I have the wedding pics finally. I also have a macbook which is brand new. I have gotten it for envigo, where we are going to be building facebook applications now.
Below is what happens when I get a Mac.
A few pics from the Baraat
and then the wedding itself...
and then the reception ...
As I wait for the rather large baraat video to load on youtube, I will record my thoughts on my wedding for posterity. I think that it was a lot of fun, important things to note were as follows:
1. The disappointment of not too many of my friends making it ... which was made up quite quickly by those who did.
2. A series of four top secret get-togethers, which happened every night from the 4th till the 7th were an excellent buildup for the functions.
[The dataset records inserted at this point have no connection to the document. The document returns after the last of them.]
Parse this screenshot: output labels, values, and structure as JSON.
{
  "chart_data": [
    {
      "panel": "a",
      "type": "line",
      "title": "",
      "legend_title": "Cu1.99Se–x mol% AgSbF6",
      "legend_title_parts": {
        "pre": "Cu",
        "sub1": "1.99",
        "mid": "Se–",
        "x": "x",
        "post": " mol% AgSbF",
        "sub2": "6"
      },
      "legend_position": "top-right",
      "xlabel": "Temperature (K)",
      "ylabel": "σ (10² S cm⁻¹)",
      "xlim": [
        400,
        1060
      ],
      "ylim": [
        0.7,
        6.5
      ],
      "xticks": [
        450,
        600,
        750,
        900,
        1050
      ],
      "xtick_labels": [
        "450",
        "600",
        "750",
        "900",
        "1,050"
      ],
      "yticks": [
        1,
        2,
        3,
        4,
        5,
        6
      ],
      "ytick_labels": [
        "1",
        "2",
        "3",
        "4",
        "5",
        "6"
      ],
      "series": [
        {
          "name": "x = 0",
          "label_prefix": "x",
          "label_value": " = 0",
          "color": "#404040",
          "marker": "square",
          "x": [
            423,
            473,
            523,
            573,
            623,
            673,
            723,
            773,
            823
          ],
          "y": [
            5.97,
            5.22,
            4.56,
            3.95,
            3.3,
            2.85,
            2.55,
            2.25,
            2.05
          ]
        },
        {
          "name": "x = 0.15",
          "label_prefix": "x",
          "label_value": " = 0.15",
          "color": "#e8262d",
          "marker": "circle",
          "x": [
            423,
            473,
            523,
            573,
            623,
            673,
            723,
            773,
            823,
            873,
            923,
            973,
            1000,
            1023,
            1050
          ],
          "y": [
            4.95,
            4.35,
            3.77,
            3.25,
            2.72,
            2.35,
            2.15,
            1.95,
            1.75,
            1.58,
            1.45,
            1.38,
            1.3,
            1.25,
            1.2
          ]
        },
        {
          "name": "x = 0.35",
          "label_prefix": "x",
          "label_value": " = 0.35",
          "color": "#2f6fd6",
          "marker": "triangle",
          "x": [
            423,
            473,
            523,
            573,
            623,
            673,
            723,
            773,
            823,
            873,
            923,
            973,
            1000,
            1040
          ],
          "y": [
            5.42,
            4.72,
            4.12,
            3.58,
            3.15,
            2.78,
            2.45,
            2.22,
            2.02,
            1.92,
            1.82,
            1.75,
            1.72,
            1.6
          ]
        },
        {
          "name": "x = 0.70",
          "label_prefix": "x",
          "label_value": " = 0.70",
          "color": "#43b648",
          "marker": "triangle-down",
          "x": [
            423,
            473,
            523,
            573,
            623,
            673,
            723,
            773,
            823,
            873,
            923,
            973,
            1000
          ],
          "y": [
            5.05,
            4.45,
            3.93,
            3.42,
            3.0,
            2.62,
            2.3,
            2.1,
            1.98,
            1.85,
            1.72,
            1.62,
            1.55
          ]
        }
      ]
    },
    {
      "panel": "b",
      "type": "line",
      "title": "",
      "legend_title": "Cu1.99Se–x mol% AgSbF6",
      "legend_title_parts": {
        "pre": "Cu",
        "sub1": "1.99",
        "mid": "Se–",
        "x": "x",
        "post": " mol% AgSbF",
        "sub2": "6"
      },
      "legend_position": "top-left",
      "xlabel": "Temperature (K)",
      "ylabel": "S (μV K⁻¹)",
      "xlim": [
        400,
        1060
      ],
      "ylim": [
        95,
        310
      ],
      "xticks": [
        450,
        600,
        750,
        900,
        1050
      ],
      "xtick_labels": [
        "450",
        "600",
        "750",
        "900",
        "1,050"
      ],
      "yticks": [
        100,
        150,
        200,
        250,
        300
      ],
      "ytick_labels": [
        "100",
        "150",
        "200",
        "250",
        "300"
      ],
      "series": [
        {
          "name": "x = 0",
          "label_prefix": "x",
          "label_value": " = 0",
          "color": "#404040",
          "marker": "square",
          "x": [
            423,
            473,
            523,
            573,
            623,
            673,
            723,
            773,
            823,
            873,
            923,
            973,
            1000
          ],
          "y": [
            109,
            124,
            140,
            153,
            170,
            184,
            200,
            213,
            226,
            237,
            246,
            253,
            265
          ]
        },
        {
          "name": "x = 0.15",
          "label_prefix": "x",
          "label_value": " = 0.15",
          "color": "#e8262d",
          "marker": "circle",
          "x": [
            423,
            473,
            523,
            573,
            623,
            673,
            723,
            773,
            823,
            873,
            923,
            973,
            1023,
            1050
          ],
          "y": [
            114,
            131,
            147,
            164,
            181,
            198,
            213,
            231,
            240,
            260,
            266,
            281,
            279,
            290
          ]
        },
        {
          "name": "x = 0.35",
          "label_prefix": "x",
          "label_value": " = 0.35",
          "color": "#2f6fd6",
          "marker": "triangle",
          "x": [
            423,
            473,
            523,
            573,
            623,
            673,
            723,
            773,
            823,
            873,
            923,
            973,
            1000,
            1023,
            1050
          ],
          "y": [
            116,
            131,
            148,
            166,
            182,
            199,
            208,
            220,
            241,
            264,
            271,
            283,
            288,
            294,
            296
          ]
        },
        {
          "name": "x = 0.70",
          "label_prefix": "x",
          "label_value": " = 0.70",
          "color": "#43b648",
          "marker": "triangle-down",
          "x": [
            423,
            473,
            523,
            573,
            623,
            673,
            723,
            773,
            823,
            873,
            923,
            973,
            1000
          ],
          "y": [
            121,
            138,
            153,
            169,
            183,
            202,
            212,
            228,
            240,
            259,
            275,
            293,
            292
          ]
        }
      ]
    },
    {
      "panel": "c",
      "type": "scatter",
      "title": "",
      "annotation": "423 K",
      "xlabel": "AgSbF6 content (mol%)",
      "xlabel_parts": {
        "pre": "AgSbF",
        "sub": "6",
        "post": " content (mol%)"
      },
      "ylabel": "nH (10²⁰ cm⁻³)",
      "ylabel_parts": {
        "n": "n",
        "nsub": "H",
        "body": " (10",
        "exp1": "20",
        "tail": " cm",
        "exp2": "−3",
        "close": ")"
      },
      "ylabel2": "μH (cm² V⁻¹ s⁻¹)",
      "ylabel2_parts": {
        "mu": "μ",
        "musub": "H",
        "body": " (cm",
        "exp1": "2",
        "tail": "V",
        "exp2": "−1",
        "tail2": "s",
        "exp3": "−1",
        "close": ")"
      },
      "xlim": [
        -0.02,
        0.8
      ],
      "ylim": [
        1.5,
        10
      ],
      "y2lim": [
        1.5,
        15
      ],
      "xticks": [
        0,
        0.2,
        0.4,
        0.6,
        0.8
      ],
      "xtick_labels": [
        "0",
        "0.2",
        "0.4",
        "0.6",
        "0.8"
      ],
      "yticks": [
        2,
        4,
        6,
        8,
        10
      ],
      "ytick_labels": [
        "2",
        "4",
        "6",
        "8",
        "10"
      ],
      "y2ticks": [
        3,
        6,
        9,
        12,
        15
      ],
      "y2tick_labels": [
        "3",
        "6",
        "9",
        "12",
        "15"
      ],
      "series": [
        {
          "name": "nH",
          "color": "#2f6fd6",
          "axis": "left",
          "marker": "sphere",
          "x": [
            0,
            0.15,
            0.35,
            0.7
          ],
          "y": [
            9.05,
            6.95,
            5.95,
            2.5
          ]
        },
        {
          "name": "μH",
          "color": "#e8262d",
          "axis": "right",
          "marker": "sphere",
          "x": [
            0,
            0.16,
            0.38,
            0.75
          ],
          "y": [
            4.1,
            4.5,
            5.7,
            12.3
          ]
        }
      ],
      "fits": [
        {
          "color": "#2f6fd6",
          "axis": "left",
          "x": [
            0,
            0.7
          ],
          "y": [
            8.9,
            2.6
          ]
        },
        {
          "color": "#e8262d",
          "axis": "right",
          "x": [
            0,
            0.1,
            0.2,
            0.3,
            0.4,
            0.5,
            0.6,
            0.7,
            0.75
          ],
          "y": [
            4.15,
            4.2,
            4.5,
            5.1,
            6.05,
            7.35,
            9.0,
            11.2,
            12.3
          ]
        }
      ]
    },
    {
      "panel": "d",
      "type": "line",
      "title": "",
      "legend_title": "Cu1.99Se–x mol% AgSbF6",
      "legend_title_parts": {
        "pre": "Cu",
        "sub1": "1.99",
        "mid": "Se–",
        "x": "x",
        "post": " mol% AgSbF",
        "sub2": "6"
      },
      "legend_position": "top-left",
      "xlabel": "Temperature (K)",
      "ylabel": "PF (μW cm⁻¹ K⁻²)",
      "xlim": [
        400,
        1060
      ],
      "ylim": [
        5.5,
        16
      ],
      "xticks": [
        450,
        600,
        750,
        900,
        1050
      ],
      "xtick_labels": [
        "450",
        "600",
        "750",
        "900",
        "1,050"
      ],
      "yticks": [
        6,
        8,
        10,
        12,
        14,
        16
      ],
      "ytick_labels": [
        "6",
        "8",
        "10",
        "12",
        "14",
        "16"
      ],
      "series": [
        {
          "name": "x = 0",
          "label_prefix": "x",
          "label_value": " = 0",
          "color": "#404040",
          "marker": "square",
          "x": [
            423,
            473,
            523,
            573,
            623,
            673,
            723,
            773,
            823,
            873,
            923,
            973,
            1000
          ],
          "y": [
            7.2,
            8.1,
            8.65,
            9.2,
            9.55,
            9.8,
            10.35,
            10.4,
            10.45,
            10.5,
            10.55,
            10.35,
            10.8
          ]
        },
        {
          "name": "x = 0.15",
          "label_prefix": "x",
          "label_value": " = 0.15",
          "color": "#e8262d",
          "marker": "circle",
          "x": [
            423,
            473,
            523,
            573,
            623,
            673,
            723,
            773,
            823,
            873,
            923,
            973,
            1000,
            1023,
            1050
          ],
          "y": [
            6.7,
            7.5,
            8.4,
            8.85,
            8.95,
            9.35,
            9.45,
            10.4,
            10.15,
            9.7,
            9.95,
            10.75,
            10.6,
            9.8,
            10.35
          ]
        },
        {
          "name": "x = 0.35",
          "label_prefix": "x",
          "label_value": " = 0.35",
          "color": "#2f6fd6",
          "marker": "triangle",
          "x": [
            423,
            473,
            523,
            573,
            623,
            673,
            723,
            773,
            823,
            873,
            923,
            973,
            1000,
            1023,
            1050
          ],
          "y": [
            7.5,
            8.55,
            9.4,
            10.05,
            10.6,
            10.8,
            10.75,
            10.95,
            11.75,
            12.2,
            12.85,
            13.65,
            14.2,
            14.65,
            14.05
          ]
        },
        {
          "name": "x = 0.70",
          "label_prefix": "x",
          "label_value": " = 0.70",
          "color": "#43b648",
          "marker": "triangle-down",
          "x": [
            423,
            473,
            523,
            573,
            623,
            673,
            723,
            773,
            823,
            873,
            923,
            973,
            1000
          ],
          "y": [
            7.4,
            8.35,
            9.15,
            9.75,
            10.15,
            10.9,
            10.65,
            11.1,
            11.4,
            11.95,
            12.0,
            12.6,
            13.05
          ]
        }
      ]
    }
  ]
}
3. Family gathered from all over and every breakfast, lunch and dinner was an event in itself for 3-4 days.
4. The bigness of the deal that a wedding is was driven home when I looked up after exchanging garlands - an entire field of people were looking at the two of us.
5. Bihari weddings are torturous for the couple, especially the bride, who gets to sleep only for about 5-6 hours in two days (and nights).
6. The sheer delight felt by close family, especially parents, at this occasion and being getting reminded all over again about how much I get pampered by my parents and my sister.
At the end of it, everyone who came left 1-2 days after the wedding. The kitchen, which was feeding around 70 people a day for 3-4 days was disbanded. Even Sugandh and I left for our honeymoon (yes, thats the next post!) by the 12th. (The wedding took place on the 9th). Both my parents and my sister had a very bad throat and a cold. My mother in law fell ill soon after for 2-3 days.
What is left with us - apart from each other - is a smorgasboard of memories - extending far beyond the few days of the wedding itself - an entire memory map of relatives and friends and how long and how well we know and how much they mean to us (and we to them).
It is quite incredible and humbling to have so many people pause their lives for a few days and come to be a part of this celebration called a marriage.